Digital systems over the cloud, IoT improves business KPI efficiency, customer experience, investor ROI, productivity, and cost efficiency, it also significantly amplifies the cyber threat space for cybersecurity professionals to cope with.
Image: Shutterstock
Critical infrastructure serves as the backbone supporting the essential daily services of (to name a few) energy, healthcare, finance, transportation, and communications that keep civilisation moving. These services are so critical that their disruption would have a debilitating effect on the national economy, security, public health and safety, or any combination thereof. For example, much of the $25 trillion-plus US economy relies on critical infrastructure services. According to views reported by economists to the Council of Foreign Relations (CFR), delays caused by traffic congestion alone cost the US economy over $90 billion a year in the last five years, whereas flight delays resulted in the US economy incurring losses of over $35 billion a year for the last five years.

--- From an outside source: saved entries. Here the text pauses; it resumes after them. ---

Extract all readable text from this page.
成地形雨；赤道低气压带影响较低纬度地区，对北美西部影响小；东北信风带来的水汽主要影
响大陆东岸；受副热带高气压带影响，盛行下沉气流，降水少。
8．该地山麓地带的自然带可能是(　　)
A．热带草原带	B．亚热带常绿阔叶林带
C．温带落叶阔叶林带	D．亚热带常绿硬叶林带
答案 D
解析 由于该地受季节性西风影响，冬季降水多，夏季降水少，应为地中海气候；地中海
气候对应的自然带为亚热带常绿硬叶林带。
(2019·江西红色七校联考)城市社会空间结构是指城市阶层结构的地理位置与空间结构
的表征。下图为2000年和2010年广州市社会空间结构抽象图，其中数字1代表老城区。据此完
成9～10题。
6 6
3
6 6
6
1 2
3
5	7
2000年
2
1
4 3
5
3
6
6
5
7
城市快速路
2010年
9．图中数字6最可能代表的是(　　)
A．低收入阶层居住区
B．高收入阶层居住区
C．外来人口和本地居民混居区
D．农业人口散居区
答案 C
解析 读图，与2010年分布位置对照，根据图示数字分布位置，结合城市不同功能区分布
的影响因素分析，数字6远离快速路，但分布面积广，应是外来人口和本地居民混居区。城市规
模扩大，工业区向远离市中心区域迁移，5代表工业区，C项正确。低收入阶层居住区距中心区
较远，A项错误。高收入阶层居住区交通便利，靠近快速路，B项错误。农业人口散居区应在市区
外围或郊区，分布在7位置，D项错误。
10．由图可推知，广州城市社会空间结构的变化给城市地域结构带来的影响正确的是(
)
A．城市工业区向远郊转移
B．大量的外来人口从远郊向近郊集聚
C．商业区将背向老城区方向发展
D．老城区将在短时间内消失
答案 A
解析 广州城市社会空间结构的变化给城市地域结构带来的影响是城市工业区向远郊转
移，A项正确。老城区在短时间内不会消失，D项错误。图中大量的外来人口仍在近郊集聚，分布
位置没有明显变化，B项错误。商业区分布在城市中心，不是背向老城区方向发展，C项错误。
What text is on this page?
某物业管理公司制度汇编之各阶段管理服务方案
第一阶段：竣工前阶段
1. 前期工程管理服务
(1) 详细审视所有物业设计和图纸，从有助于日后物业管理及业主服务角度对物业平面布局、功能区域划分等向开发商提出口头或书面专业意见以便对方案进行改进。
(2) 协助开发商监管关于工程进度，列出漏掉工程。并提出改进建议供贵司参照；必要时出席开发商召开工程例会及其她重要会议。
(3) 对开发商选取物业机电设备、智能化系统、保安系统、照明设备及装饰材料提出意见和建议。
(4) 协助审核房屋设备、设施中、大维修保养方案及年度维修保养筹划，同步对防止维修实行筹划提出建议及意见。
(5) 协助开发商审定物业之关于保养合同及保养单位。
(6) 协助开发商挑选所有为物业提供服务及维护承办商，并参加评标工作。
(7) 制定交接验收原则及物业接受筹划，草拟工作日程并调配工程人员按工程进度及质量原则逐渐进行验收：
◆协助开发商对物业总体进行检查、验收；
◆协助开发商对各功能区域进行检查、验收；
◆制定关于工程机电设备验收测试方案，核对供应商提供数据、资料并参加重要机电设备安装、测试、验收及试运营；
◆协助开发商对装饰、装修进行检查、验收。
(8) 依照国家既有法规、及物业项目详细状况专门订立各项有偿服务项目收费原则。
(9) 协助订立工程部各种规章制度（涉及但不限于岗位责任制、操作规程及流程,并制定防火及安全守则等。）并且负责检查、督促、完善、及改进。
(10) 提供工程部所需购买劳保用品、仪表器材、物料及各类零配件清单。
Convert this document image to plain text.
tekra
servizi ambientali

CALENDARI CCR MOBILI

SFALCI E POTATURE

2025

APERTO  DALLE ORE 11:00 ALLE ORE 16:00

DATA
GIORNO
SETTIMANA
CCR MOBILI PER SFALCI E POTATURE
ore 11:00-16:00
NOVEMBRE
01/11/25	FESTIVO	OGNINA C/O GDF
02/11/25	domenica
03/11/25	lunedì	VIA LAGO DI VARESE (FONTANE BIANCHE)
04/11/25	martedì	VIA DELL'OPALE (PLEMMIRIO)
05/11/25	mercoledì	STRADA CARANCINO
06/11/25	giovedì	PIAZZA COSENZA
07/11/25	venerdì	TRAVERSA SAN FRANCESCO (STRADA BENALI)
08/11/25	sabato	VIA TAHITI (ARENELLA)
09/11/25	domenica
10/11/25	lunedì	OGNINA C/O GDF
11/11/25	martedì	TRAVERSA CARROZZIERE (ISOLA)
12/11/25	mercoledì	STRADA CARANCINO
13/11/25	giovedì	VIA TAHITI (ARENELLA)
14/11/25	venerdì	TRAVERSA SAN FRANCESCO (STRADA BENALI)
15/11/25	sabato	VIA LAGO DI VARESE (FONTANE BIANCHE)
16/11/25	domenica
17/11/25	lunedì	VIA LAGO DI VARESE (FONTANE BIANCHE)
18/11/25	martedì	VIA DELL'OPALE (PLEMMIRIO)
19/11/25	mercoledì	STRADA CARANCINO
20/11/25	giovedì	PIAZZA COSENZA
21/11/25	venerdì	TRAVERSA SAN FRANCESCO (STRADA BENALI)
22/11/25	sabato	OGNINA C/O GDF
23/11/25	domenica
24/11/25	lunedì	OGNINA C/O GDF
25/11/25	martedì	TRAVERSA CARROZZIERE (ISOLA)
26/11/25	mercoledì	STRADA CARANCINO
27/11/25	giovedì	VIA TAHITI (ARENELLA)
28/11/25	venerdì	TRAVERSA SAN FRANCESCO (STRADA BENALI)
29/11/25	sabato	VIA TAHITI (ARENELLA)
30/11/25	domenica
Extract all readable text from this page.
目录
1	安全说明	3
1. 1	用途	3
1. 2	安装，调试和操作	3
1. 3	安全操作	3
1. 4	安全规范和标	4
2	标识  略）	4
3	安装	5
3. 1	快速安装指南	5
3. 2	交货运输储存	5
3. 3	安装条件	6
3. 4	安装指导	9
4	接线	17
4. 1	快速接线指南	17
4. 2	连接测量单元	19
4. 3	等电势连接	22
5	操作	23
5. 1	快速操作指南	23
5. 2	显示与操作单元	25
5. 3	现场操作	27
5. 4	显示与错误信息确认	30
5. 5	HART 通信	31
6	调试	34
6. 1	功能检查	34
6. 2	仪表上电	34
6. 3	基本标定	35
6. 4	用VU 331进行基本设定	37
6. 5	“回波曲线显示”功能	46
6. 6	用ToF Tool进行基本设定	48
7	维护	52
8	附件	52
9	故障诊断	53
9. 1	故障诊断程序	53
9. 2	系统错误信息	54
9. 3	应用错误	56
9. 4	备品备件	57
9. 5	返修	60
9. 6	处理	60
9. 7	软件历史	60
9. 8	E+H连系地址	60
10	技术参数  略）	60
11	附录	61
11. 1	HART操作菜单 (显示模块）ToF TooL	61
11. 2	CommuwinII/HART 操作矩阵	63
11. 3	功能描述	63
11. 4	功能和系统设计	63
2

Much of modern critical infrastructure in developed and developing nations is driven by digital systems over the cloud, IoT, operational technology (OT), the Internet, and recently by the AI revolution. While this improves business KPI efficiency, customer experience, investor ROI, productivity, and cost efficiency, it also significantly amplifies the cyber threat space for cybersecurity professionals to cope with. This challenge of thwarting the winds of unknown threats across every IT/OT domain before adversaries compromise critical infrastructure via the standard cyber kill chain (CKC) is similar to untying the Gordon knot. In other words, it has been proven (via researchers at MIT CAMS) that, let alone humans, even the world’s most powerful computers working together might not be able to untie this knot. This is precisely the reason the world has seen (and will continue to see) cyber-attacks on critical infrastructure such as Colonial Pipeline, SolarWinds, Log4j, Capital One Data Breach, Kaseya, EKANS, NotPetya, and the WannaCry attacks. Add to this an entire family of reportedly non-malicious IT/OT/cloud misconfiguration issues that can hamper societal ecosystems – an example of such incidents being the recent CrowdStrike cyber outage of 2024.
Hackers and cybercriminals mostly use sophisticated and stealthy attack mechanisms called Advanced Persistent Threats (APTs) to
(i) initially gain unauthorised access and foothold into critical infrastructure (CI) systems of an enterprise (e.g., via phishing or open RDP ports);
(ii) subsequently explore the threat space stealthily and persistently via command and control malware spread mechanisms and
(iii) later (after multiple weeks or months), launch the attack vector (e.g., ransomware) that debilitates the critical resources (‘crown jewels’) of the CI that, eventually leads to business disruption and adverse societal impact.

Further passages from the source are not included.